Figure 7.

Pulse-chase analyses of MCFA-TG formation in WT primary hepatocytes, incubated with alkyne-palmitate and chased with decanoic acid upon inhibitory treatment. After isolation, 7.5 × 10⁴ primary mouse hepatocytes were plated in 24-well plates per well. (A) Cells were pre-incubated with either vehicle (con) or 50 μM of etomoxir (Eto), 3 μM of DGAT1-inhibitor (D1i) and a combination of both inhibitors (Eto + D1i). (B) Cells were preincubated with either vehicle (con) or 3 μM of DGAT1-inhibitor (D1i), 15 μM of DGAT2 inhibitor (D2i) or 50 μM of teglicar (Tegli).
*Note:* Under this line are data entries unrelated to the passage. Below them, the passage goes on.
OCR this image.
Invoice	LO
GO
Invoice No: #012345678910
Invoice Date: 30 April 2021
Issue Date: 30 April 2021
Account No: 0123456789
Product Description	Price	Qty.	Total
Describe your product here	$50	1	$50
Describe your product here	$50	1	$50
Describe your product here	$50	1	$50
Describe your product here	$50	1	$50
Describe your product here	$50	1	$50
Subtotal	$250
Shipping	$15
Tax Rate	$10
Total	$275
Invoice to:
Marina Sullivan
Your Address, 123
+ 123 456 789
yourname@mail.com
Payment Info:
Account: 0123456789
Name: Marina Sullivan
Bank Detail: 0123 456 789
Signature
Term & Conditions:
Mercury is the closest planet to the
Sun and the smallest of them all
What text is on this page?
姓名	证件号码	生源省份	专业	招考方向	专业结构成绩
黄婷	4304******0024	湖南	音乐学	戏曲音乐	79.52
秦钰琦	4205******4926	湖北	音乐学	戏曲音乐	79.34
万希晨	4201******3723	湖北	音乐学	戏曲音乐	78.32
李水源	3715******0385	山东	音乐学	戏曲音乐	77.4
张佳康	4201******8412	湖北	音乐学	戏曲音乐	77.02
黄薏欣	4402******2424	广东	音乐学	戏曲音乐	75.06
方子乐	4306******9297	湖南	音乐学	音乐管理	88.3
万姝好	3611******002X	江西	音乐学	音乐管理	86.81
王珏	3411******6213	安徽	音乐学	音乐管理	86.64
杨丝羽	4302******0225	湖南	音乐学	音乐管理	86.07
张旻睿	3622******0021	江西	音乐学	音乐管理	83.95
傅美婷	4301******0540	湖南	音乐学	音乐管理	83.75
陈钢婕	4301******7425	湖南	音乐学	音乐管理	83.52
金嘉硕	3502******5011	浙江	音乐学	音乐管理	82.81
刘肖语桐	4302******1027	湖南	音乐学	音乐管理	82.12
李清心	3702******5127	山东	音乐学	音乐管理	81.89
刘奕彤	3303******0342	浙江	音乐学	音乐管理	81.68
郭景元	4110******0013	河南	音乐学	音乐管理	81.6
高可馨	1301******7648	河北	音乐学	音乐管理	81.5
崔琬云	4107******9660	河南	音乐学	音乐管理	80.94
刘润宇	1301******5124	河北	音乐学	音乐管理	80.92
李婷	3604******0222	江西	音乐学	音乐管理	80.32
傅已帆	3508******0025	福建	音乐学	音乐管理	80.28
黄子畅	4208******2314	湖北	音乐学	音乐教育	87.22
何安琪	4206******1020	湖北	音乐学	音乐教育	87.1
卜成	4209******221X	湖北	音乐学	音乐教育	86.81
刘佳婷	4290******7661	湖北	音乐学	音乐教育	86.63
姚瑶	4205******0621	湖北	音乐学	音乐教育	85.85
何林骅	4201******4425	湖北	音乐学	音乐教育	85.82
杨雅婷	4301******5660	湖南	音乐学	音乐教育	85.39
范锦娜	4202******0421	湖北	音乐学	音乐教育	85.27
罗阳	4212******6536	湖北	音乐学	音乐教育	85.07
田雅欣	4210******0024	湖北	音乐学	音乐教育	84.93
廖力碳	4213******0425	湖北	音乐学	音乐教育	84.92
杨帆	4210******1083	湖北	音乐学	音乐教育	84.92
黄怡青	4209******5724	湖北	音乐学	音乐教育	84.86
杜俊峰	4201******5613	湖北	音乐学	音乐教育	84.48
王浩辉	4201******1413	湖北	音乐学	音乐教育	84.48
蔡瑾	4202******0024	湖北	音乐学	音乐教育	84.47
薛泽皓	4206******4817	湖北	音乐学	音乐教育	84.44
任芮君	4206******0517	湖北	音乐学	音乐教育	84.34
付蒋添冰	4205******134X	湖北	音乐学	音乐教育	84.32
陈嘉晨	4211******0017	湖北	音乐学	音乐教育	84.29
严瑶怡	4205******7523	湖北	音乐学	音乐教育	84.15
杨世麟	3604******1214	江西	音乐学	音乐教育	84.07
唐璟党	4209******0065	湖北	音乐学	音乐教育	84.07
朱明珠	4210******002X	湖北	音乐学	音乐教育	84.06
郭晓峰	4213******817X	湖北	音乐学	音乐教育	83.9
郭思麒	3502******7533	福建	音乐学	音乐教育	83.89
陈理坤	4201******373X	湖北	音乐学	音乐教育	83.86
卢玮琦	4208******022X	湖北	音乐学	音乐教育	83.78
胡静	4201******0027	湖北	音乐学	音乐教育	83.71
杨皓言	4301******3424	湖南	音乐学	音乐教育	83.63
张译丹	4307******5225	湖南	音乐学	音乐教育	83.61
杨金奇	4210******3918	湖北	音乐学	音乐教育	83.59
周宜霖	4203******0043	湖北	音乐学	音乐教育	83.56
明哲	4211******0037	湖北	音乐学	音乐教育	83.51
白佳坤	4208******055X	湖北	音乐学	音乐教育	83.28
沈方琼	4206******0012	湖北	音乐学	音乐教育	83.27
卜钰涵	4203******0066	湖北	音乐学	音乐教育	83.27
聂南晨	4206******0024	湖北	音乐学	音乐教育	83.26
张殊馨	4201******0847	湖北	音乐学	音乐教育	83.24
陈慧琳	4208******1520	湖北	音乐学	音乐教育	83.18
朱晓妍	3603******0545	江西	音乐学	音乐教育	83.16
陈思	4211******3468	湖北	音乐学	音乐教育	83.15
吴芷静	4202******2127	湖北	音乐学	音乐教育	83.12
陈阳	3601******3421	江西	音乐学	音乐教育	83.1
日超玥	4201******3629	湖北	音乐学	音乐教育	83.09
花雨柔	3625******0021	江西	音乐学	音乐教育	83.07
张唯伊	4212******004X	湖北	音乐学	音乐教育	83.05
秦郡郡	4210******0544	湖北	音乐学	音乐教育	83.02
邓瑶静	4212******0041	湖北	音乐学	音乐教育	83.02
Cells were then incubated with 100 μM of FA 17:0;Y for 2 min and chased with 100 μM of decanoic acid (FA 10:0) for either 0, 1, 2, 5 or 10 min in the presence of the respective inhibitor. Lipids were extracted, and alkyne-labelled species were identified and quantified by multiplexed click-MS analysis as described in the Materials and Methods section. Absolute amounts of the lipid species within the lipid class of MCFA-TG;Y (Σ of a43:1, a43:0, a45:2, a45:1) are shown in pmol, and statistical evaluation of changes upon inhibitory treatment in comparison to the respective negative control (con) are shown for the last chase time (t = 10 min). The data represent mean ± SD for n = 3 biological replicates. ∗∗∗p ≤ 0.0002, ∗∗∗∗p ≤ 0.0001.